Part of the traditional management is a system Rick came up with called the silo system, which Conan calls ingenious. “It basically is a blueprint for everything a working comedian could possibly do, from writing a book to going on the road.”

Rick came up with his silo system while teaching a course in Artist Management at Drexel University in Philadelphia.  Although management is a personal thing, he said, there are elements that are repetitive.  So for the system, Rick broke down every possible revenue stream that a comedian or an actor could possibly make money in, from acting, television, film, radio, podcast, merchandising, licensing, theater, personal appearances, and mapped it all out.  Then he broke those down into other categories, so television was broken down into writing, directing, creating, producing. And then from there, the minutia of that. “Really what it was designed to do was be a safety net for us as managers and representation to look at — are we making sure that we’re covering every possible area of someone’s career at the appropriate time.”

The End Game

The end game for their clients is constantly evolving to whatever is “the new thing.”  Conan is always aware that “a sitcom is great but there’s many other ways to monetize your clients.”

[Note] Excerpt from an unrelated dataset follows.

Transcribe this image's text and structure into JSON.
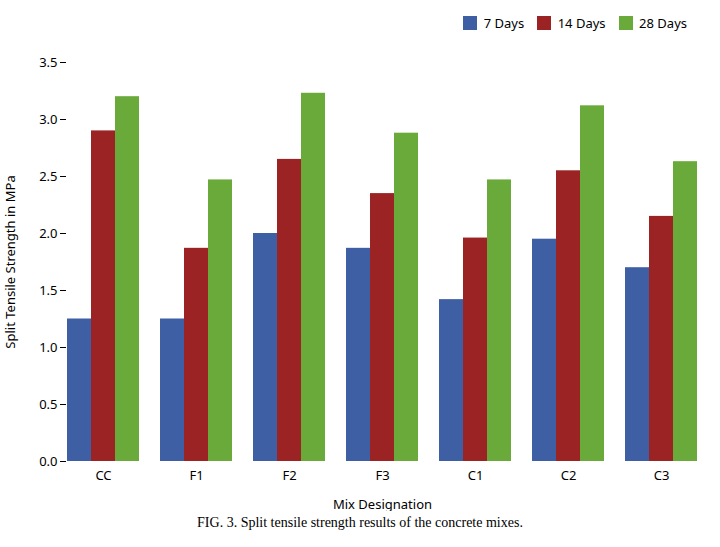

Rick agrees. “We can do anything and its all a la carte.  We can produce a television show and just sell it to television or we can sell it to a publisher or Pepsi can come in, and we can create it, we can come up with a brand strategy, we can put YouTube talent into it, we can use influencers, traditional talent.”  The options are all there.  He added, “it’s much different than the conversation you have with a 3Arts or a Principato Young, or some of the other big management companies that are doing phenomenally well and amazing companies.  We just had to figure out a different way of doing it and try to ride with the times, so that’s what we’re doing.”

But through everything, at their core, they will stay  a management company.  “It’s about developing talent,” Rick said, “and all of the other stuff that we’re talking about is just creating opportunity for our talent to succeed.”